Approximating Turaev-Viro 3-manifold invariants is universal for quantum computation

TL;DR

This paper presents a quantum algorithm that approximates Turaev-Viro invariants of 3-manifolds and demonstrates that this task is universal for quantum computation, linking topology and quantum computational power.

Contribution

It introduces a quantum algorithm for approximating Turaev-Viro invariants and proves this problem is universal for quantum computation, establishing a new connection between topology and quantum complexity.

Findings

The algorithm approximates Turaev-Viro invariants with nontrivial accuracy.

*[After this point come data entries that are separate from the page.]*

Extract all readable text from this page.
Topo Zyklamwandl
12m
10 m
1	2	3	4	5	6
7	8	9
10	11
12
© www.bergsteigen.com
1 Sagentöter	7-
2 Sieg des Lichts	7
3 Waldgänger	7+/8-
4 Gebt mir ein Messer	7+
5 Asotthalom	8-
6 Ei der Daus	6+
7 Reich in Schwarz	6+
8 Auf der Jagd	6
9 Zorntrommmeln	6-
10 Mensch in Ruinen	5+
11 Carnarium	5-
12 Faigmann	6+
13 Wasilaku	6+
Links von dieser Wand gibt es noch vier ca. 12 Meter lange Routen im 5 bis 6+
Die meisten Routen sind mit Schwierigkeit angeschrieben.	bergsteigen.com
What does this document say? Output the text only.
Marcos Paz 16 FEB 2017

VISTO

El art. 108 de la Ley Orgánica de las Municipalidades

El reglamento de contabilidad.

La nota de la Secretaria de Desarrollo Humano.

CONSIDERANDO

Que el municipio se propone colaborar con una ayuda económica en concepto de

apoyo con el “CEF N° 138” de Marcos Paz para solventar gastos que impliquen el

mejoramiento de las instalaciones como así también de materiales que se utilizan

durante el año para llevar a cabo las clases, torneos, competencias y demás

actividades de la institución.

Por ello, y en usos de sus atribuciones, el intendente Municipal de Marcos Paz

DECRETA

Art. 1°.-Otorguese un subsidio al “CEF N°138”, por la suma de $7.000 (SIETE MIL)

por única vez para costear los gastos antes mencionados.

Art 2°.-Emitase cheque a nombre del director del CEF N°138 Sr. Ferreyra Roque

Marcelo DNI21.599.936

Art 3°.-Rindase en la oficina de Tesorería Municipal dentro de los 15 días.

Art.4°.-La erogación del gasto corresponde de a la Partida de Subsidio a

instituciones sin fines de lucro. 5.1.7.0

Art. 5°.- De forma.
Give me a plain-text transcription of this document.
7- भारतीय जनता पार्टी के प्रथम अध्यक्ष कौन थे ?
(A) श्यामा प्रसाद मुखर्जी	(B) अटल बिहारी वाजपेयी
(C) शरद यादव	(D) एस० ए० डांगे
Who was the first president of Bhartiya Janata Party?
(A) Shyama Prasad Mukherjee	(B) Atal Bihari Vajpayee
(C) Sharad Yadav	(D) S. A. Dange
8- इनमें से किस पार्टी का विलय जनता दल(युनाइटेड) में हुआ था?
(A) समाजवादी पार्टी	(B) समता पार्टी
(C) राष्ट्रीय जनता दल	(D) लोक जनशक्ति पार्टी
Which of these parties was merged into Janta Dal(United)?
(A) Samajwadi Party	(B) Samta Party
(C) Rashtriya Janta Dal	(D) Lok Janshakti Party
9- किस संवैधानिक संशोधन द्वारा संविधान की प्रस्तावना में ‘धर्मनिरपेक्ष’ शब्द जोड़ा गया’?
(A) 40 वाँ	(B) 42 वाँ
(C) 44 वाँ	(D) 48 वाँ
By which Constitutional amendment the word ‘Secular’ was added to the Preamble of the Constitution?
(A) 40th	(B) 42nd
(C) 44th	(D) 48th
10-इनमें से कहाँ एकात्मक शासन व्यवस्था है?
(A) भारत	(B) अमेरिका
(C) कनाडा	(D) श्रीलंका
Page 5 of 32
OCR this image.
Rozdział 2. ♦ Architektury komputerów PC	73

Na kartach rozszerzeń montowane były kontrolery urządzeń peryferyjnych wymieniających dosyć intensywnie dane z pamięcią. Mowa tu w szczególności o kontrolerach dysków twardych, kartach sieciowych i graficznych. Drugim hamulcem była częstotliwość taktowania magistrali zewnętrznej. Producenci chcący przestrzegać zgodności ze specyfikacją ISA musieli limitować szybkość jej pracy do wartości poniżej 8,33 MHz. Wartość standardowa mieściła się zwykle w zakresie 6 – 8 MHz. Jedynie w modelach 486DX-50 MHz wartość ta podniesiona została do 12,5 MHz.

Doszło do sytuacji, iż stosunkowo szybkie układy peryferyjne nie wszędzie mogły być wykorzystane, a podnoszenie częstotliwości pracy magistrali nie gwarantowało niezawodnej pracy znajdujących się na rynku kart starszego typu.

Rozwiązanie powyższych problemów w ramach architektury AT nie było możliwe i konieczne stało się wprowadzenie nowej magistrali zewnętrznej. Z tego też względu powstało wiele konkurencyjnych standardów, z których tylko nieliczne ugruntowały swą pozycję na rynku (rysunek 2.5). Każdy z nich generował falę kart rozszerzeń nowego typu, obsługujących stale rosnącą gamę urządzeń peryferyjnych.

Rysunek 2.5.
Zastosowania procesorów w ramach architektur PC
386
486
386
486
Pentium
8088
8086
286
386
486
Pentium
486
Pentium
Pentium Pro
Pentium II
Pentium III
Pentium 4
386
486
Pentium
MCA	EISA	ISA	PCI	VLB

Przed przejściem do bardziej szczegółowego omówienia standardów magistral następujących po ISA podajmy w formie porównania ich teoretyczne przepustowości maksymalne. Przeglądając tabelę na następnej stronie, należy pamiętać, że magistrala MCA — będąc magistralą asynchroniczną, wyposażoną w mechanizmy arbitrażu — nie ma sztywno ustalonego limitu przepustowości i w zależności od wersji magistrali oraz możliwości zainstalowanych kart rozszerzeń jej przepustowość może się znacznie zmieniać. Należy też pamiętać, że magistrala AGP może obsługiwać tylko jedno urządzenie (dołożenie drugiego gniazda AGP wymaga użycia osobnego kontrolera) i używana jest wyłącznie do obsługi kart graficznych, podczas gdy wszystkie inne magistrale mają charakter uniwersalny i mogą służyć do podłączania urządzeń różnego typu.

Approximating these invariants is as powerful as any quantum computation.

This links 3-manifold topology problems to quantum computational universality.

Abstract

The Turaev-Viro invariants are scalar topological invariants of compact, orientable 3-manifolds. We give a quantum algorithm for additively approximating Turaev-Viro invariants of a manifold presented by a Heegaard splitting. The algorithm is motivated by the relationship between topological quantum computers and (2+1)-D topological quantum field theories. Its accuracy is shown to be nontrivial, as the same algorithm, after efficient classical preprocessing, can solve any problem efficiently decidable by a quantum computer. Thus approximating certain Turaev-Viro invariants of manifolds presented by Heegaard splittings is a universal problem for quantum computation. This establishes a novel relation between the task of distinguishing non-homeomorphic 3-manifolds and the power of a general quantum computer.